In a mango-shaped black tin, the client discovers another unfamiliar spice, ajwain: oval shape seeds that resemble caraway seeds. “Ajwain is in the thyme family and often called bishop’s weed,” Jacinto explains. “The seeds are a good digestive and go well with cauliflower or cabbage.”
The client, who is in a yoga teacher training program, has been learning about Ayurveda, the 5,000-year-old system of natural healing that has its roots in Jacinto’s native India. Food choices are important in the Ayurvedic approach to balancing physical and emotional energies, and one finds Ayurvedic influence in India’s cuisines. Although Jacinto is not a licensed Ayurvedic practitioner, her work is deeply tied to it. “I grew up with the elders in my family following Ayurvedic principles at home. Like a fingerprint, no two people are alike; each person has a specific combination of elemental energies that they need to respect [in order] to achieve balance. A family of six, for example, could all eat the same food but use different spices or condiments to tweak the dishes.”

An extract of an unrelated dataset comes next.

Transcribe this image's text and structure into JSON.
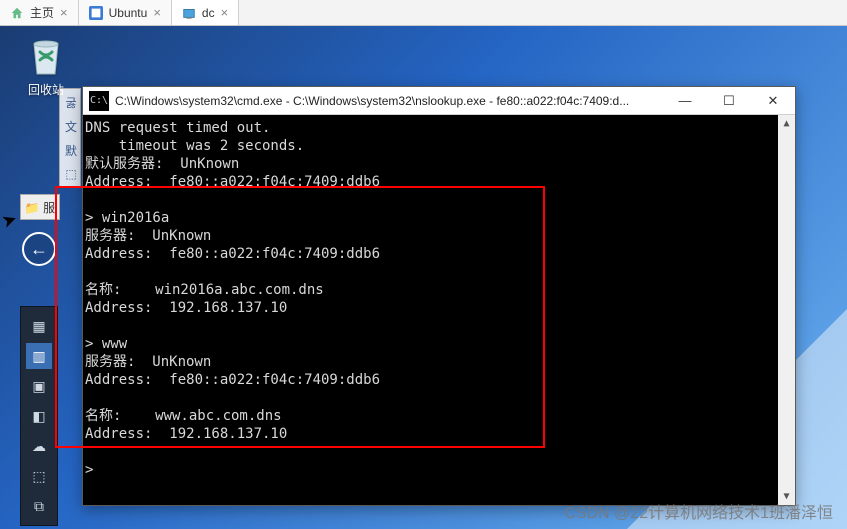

Picking up a tiny red chili pepper, Jacinto’s client holds it gingerly and, shaking her head, recounts an Indian meal made by a good friend’s mother. “It was so spicy it almost made me cry,” she confides. Jacinto asks other questions about her eating habits and exercise routine, and after more examining, smelling, crushing, and tasting through the array of spices, Jacinto observes that the woman seems to be drawn to those that aid digestion.
Fast-forward two weeks. Jacinto brings the client a small bottle holding a custom-designed spice blend. The mixture of ground cardamom, cinnamon, clove, fennel, mustard, cumin, ginger, and asafetida is designed to “help her balance her gut and preserve warmth.” Instructions are to use the spice blend in cooking or sprinkled on foods, which need not be Indian recipes.
Some time later, the client reports that she has been enjoying the warming and earthy nature of the spice blend. “I especially like it on roasted vegetables, sautéed with kale, or sprinkled on fried eggs,” she says. “It gives what I eat depth. I enjoy using it because I know it was made especially for me.”
Find Vinita Jacinto at spicewhisperer.wordpress.com.
The Spice Whisperer’s Coriander and Fennel Spiced Cabbage
This rustic dish is common in North India, where cooks might vary the spices according to the seasons or Ayurvedic needs. Cumin seeds might be used instead of fennel, and red chile powder and/or green chiles could be added to generate heat. Jacinto created this particular combination to honor summer, as it features the cooling spices, coriander and fennel. Spiced cabbage is traditionally eaten as a vegetable accompaniment to curried lentils (dal), rice, and flatbread (rotis).
Serves 2 to 3
1 small green cabbage, chopped into small pieces (about 5 cups)
3 tablespoons ghee (or olive oil)
1 tablespoon ground coriander
1 tablespoon fennel seeds
1 tablespoon turmeric powder
2 tablespoons water
Salt to taste
Juice of 1 lime or 1 lemon
3 tablespoons freshly chopped cilantro
Heat the ghee (or olive oil) in a large frying pan over low to medium heat. Add the fennel seeds and cook for about 2 minutes until lightly brown.
Lower the heat, then add the coriander, turmeric, and water and fry the spices for about 2 minutes, stirring continually until you see bubbles forming as the water evaporates. When the spices emit a nutty aroma, add the chopped cabbage and stir well to coat with the spice mixture. Cook for 6 to 8 minutes, stirring occasionally until the cabbage is slightly wilted, then season with salt. Turn into a serving bowl and mix in the lemon or lime juice and the cilantro. May be served hot or at room temperature.